Hi Linda and other Arachnids,

Is “dickey pot” a local name? What is it? (showing my ignorance?). My 
Collins dictionary gives dickey or dicky as the false shirt- or blouse front; 
the informal name for a donkey -especially a male one-; the outside seat on an 
vintage car or as dickybird a child’s expression for a small bird. Nothing 
there about a woman's petticoat or a dicky pot. Could the meaning of the 
‘dicky’ in your quotations refer to a bustle? One could then make the jump 
to the “sticking out seat” on the vintage car. It also gives the meaning of 
feeling dickey; feeling ill or nauseous.






From: Linda Walton
Sent: ‎Tuesday‎, ‎21‎ ‎April‎ ‎2015 ‎06‎:‎42
To: Lace Arachne





Recently I was looking up 'tralaticious' in the Oxford English 
Dictionary Online, and found myself looking up 'dickey pot'.  (Well, you 
know how it is, as you get older?) There was no entry for 'dickey pot', 
but there was a collection of quotations explaining how one meaning of 
dickey, (or dicky), was a petticoat - that is, a woman's underskirt.

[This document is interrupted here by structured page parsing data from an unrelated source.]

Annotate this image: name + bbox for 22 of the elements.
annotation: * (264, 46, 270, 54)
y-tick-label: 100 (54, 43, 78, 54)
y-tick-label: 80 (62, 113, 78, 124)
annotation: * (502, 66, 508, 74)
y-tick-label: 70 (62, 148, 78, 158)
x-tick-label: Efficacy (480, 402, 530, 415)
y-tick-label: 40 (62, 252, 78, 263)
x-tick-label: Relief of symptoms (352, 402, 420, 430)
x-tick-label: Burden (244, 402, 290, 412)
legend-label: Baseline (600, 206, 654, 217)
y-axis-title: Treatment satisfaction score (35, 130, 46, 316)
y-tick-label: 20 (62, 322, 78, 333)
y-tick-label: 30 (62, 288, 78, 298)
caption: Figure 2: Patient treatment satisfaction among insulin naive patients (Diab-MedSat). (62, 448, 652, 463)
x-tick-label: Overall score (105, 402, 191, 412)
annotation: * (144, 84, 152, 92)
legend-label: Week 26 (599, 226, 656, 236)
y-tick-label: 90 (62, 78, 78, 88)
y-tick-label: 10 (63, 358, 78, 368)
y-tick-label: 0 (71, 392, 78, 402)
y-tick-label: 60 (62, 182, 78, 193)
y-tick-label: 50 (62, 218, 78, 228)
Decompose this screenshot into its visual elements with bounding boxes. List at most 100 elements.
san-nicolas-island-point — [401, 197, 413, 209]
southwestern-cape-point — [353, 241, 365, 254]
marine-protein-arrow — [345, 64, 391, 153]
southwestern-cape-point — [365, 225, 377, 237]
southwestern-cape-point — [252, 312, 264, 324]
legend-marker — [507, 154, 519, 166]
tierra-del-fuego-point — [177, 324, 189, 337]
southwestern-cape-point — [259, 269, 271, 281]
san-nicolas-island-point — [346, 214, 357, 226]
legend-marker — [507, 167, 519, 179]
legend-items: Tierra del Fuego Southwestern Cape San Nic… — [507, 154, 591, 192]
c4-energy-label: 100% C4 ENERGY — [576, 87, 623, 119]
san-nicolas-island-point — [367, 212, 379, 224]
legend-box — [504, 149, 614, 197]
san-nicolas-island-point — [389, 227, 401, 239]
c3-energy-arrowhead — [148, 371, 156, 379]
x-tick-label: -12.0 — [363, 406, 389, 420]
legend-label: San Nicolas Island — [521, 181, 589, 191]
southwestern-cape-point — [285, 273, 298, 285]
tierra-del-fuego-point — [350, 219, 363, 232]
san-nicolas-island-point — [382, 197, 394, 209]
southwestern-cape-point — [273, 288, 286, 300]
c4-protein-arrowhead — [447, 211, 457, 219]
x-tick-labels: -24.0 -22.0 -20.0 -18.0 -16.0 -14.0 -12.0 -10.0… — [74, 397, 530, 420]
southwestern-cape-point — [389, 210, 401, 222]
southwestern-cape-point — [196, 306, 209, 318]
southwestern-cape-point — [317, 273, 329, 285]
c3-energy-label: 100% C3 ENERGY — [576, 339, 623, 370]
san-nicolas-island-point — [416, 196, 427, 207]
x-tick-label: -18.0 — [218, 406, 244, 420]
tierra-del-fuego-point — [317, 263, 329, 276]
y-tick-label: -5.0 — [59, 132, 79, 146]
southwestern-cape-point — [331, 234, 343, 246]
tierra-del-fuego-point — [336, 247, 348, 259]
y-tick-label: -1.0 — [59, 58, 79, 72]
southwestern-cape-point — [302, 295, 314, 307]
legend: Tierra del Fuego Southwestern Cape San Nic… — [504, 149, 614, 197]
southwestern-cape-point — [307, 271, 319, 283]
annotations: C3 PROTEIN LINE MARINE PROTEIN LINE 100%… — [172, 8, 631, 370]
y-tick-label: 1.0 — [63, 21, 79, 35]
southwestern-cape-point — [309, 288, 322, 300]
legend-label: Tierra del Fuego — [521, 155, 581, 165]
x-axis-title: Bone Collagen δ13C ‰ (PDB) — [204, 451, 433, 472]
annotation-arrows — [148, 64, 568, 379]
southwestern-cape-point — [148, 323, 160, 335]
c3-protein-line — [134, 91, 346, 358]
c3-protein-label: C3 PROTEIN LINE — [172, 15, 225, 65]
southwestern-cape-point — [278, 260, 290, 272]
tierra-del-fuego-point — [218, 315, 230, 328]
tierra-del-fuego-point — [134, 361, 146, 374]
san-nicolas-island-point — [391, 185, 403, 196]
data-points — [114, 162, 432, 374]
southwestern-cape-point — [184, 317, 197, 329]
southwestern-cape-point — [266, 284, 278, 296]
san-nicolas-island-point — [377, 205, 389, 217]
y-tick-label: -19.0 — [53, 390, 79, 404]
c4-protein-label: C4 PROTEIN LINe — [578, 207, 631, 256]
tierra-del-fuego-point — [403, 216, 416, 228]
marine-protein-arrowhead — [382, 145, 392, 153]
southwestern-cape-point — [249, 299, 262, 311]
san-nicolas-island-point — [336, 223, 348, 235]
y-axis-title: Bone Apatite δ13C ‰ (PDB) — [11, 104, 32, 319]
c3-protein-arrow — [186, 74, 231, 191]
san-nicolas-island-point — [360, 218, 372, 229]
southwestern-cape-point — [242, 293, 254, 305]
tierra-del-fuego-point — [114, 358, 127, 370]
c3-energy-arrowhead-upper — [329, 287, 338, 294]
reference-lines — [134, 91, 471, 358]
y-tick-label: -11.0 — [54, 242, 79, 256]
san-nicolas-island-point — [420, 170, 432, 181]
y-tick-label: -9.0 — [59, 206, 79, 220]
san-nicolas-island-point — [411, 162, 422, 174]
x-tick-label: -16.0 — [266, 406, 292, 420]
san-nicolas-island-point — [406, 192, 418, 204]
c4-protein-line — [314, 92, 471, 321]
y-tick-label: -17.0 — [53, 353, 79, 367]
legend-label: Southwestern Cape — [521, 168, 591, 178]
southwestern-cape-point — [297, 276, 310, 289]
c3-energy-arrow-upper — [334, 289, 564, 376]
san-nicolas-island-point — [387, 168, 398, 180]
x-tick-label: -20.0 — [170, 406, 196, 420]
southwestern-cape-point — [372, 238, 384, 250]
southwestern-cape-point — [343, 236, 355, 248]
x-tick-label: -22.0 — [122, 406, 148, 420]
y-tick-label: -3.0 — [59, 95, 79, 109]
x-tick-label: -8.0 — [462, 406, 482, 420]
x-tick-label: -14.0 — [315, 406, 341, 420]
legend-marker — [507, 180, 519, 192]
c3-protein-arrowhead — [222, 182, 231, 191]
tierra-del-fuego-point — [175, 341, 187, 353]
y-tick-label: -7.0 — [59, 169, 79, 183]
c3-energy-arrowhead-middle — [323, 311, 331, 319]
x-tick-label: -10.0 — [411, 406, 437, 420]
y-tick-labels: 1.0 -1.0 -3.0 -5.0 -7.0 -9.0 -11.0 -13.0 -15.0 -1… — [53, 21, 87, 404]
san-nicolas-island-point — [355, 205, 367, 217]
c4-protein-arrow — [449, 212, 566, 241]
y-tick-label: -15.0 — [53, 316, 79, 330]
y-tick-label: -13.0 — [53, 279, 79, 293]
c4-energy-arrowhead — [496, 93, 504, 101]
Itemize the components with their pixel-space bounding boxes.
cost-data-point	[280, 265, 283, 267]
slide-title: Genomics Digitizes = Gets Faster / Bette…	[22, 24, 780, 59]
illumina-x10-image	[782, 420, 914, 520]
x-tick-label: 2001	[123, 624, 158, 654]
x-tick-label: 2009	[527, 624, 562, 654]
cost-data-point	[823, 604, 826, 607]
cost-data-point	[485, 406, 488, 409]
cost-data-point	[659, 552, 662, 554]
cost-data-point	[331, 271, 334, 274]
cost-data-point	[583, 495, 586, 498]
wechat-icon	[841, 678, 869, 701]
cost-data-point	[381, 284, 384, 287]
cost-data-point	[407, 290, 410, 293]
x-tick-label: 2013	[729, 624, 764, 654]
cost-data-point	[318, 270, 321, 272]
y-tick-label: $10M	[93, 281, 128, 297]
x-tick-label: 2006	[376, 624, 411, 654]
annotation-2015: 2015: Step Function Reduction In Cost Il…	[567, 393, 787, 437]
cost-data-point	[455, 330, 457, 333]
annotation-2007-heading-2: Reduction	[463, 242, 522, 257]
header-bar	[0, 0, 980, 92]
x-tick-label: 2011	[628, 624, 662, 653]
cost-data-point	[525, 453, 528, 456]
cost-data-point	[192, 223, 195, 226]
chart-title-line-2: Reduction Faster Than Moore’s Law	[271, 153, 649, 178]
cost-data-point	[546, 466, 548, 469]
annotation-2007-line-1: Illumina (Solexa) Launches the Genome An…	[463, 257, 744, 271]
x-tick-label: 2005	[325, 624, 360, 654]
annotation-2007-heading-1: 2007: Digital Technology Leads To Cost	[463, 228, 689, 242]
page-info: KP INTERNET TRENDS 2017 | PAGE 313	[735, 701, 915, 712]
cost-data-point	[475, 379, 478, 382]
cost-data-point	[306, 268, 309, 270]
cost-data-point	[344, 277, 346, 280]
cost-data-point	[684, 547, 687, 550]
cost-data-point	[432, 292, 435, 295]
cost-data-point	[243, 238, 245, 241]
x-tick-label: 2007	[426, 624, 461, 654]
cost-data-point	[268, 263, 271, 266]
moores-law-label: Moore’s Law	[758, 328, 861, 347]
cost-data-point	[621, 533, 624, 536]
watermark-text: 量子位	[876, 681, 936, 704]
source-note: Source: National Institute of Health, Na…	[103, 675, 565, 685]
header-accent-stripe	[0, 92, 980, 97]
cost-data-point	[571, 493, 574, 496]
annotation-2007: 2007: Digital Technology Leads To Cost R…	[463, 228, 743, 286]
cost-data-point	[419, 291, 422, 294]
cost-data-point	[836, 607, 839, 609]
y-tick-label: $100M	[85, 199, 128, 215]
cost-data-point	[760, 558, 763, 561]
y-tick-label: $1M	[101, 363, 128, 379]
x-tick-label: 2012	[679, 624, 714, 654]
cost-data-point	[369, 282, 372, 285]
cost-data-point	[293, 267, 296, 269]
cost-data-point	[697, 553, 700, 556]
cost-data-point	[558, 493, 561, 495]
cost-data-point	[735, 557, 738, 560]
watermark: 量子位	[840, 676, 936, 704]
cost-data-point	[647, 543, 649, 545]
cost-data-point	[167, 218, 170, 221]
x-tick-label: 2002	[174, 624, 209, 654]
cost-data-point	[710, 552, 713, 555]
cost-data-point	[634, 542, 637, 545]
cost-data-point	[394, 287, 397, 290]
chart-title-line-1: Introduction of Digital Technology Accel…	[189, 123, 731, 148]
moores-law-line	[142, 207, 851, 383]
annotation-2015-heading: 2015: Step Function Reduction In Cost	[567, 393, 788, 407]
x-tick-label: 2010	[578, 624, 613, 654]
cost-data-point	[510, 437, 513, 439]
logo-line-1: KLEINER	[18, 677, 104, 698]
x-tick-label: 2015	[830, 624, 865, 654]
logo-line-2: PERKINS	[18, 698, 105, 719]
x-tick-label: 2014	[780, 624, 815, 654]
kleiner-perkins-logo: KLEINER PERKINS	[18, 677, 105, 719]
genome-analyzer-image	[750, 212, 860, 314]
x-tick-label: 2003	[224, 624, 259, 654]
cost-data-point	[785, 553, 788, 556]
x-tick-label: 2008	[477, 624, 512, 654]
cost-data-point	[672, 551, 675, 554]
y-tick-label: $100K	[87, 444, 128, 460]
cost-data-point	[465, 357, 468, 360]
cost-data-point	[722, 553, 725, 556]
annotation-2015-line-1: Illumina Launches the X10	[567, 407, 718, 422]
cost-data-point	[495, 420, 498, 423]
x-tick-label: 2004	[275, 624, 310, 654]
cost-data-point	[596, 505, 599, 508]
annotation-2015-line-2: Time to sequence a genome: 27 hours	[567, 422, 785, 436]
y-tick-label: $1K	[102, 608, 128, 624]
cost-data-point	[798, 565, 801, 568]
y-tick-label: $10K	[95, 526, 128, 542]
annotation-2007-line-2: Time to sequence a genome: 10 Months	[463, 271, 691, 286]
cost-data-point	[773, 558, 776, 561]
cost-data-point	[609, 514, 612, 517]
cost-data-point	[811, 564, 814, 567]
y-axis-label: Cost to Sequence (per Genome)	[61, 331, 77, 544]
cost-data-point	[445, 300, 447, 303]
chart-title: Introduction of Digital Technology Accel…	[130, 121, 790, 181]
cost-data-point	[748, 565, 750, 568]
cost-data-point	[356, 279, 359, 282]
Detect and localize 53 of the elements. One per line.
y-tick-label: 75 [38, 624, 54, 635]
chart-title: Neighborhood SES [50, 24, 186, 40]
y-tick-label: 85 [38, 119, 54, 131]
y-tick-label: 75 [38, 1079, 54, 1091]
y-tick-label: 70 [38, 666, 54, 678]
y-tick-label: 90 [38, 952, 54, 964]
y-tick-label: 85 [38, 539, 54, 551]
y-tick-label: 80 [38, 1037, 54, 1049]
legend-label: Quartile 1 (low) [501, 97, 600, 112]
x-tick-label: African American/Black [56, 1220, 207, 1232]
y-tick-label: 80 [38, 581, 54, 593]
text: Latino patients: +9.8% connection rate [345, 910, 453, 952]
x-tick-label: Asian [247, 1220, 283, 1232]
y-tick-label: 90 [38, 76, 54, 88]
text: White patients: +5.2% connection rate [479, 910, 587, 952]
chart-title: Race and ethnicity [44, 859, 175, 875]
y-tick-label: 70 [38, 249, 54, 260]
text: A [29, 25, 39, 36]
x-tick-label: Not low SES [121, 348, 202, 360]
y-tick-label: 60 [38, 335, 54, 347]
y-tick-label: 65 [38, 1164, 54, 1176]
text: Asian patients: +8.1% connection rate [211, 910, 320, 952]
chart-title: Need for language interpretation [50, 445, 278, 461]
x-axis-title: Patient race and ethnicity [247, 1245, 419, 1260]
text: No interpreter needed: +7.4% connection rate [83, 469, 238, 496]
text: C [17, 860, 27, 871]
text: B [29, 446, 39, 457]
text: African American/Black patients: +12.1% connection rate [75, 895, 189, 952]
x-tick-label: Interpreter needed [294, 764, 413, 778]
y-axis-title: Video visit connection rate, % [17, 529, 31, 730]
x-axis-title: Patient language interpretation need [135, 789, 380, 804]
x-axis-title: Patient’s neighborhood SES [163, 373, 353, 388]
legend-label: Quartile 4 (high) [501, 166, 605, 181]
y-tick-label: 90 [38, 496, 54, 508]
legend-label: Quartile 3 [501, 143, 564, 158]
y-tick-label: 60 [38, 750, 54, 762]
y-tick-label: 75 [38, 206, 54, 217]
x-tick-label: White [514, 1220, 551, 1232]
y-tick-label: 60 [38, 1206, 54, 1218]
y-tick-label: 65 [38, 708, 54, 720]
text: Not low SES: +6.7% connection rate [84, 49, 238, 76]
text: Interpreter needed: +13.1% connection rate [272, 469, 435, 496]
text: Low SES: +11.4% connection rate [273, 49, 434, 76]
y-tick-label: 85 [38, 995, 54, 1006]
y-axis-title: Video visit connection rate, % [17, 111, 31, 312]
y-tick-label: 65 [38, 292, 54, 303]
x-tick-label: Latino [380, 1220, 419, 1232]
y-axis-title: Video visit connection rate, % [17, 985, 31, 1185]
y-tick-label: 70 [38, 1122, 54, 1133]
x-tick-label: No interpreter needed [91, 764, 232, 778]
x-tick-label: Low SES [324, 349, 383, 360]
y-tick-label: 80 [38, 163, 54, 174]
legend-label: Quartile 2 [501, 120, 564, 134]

_†4. An under petticoat. /Obs./_
1753 /Songs Costume/ (Percy Soc.) 231
"With fringes of knotting your Dickey cabod [? cabob], On slippers of 
velvet, set gold a-la-daube."
1787 /Minor/ I. 99
"Of all her splendid apparel not a wreck remained..save her flannel dicky."
1800 J. Wolcot /Ld. Auckland's Triumph/ in/Wks./ (1812) IV. 311
"The hips ashamed forsooth to wear a dicky."
1847–78 J. O. Halliwell /Dict. Archaic & Provinc. Words/ /Dicky/,
"a woman's under-petticoat."

I would like to write to them about the lack of "dickey pot", but they 
will only accept additions to the dictionary if accompanied by examples 
of written use of the word from dated sources, (as above).